I knew I was losing my mind. The worst part was the dreams. I dreamt I was buried, packed in wet soil, and the hum was vibrating through my bones. It felt like coming home. I woke up one night to find my own fingers drumming the rhythm on my sleeping mat.
I did something I shouldn’t have. I broke into the village storehouse. It was full of rotting paper and dust, but in an old chest, I found the village records. And I found the name for the sound. The Kansen-on. The “Infection Sound.”
The texts described it as a parasite that infects the mind through resonance. For centuries, when a villager became a “listener” and the hum grew too strong, they would be overcome by a compulsion. They would walk to a place in the forest, the Miminari-do, or “Tinnitus Cave”, and never be seen again. It was a sacrifice. A way to stop the sound from spreading.
Reading that, I felt the world tilt. This wasn’t tinnitus. I was infected. The subtle pull I’d been feeling towards the deep woods suddenly had a name and a destination. Come, the hum whispered in my mind. Join the resonance. Be whole.
My training, my whole life’s work, was the only thing I had left. It’s a frequency, I told myself, my hands shaking. And a frequency can be fought.
I tore my own equipment apart, frantically soldering and wiring. I built a desperate, ugly device. A signal generator wired to an amplifier, channeled into a pair of industrial noise-canceling headphones. My plan was to create a perfect inverse wave. An anti-hum. It was a gamble that could have blown my eardrums, but it was better than the alternative.

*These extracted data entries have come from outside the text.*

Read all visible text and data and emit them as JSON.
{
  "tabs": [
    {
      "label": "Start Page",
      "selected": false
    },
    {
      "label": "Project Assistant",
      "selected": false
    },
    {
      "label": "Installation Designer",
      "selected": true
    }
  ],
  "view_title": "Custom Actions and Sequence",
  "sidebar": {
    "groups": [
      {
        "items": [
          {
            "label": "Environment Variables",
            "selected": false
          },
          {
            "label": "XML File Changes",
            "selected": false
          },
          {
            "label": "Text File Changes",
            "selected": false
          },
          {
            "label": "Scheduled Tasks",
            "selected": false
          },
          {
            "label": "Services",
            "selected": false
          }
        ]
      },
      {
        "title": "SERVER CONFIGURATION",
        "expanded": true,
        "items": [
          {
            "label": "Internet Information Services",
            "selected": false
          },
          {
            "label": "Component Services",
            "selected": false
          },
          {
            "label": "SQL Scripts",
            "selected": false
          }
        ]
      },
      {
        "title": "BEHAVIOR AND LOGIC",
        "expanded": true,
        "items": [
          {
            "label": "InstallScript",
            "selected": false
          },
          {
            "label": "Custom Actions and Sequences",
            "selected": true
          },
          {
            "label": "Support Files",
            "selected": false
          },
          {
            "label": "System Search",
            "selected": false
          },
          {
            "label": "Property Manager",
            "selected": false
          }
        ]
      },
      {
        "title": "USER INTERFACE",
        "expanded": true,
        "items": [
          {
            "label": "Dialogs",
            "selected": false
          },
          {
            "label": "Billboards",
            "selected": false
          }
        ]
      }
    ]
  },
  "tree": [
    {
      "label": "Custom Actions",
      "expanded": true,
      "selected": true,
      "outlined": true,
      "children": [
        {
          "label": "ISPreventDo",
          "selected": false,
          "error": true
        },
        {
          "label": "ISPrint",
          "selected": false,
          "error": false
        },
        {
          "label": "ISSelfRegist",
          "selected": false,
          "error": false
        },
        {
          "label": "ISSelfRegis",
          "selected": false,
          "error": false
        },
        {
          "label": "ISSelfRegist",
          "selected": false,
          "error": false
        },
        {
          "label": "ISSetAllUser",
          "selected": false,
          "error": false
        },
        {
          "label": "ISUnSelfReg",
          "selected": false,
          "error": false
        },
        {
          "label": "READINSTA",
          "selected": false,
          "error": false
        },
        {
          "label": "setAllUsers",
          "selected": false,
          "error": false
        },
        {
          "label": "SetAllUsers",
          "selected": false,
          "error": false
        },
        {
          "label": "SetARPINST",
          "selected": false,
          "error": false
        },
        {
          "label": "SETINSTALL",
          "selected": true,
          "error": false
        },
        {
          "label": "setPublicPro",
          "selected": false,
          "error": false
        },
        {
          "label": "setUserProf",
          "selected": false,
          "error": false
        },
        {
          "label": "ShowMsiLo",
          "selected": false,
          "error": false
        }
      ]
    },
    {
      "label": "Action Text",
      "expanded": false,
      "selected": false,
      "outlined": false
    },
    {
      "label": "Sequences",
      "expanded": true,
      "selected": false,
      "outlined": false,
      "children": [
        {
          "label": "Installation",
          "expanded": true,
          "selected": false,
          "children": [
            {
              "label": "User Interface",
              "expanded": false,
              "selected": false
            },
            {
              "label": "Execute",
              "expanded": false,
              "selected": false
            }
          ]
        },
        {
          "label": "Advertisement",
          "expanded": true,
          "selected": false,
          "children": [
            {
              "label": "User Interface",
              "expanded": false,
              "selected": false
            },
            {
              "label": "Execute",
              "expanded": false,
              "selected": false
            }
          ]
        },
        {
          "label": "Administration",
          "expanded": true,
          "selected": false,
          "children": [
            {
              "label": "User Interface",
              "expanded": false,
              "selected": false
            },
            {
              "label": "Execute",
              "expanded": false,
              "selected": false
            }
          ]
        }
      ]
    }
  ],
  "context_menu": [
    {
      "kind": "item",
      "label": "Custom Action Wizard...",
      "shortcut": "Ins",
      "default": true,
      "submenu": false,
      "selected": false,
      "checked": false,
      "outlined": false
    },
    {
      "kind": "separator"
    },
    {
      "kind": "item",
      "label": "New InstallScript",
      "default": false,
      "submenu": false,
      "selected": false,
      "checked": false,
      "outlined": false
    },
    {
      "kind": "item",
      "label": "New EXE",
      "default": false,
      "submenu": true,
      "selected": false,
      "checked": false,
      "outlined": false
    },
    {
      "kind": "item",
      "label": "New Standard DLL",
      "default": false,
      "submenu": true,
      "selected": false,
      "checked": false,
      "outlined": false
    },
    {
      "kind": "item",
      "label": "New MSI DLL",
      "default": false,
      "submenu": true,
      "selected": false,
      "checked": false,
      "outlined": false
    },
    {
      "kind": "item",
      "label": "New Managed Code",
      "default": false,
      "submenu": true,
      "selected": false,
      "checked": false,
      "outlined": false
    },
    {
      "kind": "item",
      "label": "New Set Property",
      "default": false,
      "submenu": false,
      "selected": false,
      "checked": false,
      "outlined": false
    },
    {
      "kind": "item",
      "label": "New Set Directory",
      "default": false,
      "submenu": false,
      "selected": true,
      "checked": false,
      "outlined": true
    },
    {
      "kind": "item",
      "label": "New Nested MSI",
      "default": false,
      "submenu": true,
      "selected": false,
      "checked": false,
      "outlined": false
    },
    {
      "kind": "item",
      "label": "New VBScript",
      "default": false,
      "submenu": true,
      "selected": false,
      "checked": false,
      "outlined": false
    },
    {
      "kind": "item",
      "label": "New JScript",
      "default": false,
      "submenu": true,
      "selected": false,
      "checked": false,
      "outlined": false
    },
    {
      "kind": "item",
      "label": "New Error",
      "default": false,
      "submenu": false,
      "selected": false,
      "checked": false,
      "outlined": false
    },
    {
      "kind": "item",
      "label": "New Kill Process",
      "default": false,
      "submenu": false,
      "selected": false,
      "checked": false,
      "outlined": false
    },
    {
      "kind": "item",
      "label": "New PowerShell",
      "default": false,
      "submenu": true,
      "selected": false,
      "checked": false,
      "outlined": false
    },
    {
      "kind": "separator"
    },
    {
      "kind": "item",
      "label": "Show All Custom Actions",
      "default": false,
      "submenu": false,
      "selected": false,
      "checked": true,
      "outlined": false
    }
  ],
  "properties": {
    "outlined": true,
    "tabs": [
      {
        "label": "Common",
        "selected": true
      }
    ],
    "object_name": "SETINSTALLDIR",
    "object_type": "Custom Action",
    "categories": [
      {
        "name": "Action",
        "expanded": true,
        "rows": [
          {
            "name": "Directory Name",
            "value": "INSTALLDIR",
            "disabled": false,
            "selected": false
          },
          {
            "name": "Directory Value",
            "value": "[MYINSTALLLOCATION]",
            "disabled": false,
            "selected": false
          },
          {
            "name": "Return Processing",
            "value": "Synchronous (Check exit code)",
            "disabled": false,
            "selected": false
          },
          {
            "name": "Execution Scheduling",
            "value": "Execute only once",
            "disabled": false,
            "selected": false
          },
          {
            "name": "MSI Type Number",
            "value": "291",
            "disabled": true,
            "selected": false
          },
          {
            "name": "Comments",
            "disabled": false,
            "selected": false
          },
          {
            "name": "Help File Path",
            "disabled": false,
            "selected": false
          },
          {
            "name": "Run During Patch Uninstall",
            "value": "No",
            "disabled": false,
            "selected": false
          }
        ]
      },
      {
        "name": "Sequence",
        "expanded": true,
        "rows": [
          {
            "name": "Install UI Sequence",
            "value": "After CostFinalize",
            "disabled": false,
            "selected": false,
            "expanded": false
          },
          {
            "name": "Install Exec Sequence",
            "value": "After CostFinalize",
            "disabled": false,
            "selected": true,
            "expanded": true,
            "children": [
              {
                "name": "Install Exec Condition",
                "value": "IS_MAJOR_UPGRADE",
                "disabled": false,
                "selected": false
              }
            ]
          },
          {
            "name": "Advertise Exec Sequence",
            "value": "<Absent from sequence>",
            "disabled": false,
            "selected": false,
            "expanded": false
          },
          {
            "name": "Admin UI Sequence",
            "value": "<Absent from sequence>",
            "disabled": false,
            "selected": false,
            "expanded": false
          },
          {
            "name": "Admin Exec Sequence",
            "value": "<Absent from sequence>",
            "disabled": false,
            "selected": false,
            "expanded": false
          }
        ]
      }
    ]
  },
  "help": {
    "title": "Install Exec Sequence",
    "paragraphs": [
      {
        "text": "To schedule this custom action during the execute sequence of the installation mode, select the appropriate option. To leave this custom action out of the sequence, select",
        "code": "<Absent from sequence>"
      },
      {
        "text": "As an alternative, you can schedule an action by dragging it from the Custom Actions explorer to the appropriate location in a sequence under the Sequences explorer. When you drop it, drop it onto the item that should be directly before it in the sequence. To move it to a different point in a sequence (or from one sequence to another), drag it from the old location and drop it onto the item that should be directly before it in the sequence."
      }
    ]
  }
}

As the sun set, the hum became a physical force, shaking the thin paper walls of my house. I looked out the window and I saw them. The old woman. The farmer. Two others. Moving like sleepwalkers toward the forest path. And god help me, I felt my own legs wanting to follow.
I slammed the headphones on and hit the switch. Pain. A clean, piercing shriek shot through my brain. It was agony, a dentists’ drill boring into my mind, but it was my sound. It was my signal. And it was fighting the hum. The two frequencies tore at each other in my skull. I cried out and fell to my knees, blood trickling from my nose.
Staggering, I forced myself outside and towards the source of the madness. I had to see it.
The mouth of the Tinnitus Cave was a black wound in the rock, breathing cold, damp air. The other listeners were already shuffling into the darkness. The hum pulsed from inside, a low, hungry invitation.
I stood at the edge, the device on my back screaming, the hum trying to reclaim my mind. For a second, the batteries on my rig faltered. The shriek died down, and the hum rushed in, warm and comforting. Let go. The silence is so close.
But the shriek kicked back in. That moment of clarity was all I needed. I scrambled backward, away from the blackness, and I ran. I fell, got up, and just kept running through the forest, not looking back. I didn’t stop until I got to my car.
I’ve been driving for hours. I’m in a business hotel in Beppu now, looking at the city lights. I’m safe, I think. But when the traffic outside dies down, in the dead quiet of this sterile room, I can still hear it. Faint. A tiny vibration at 43 hertz, at the absolute edge of my hearing.
I don’t know if I truly escaped, or if I just took it with me.
So I’m posting this as a warning. Don’t go looking for absolute silence. There are things that live in it. And if anyone out there, an engineer, a physicist, anyone, knows anything about a parasitic sound, a sentient frequency… please, tell me what it is. Tell me I’m just going crazy.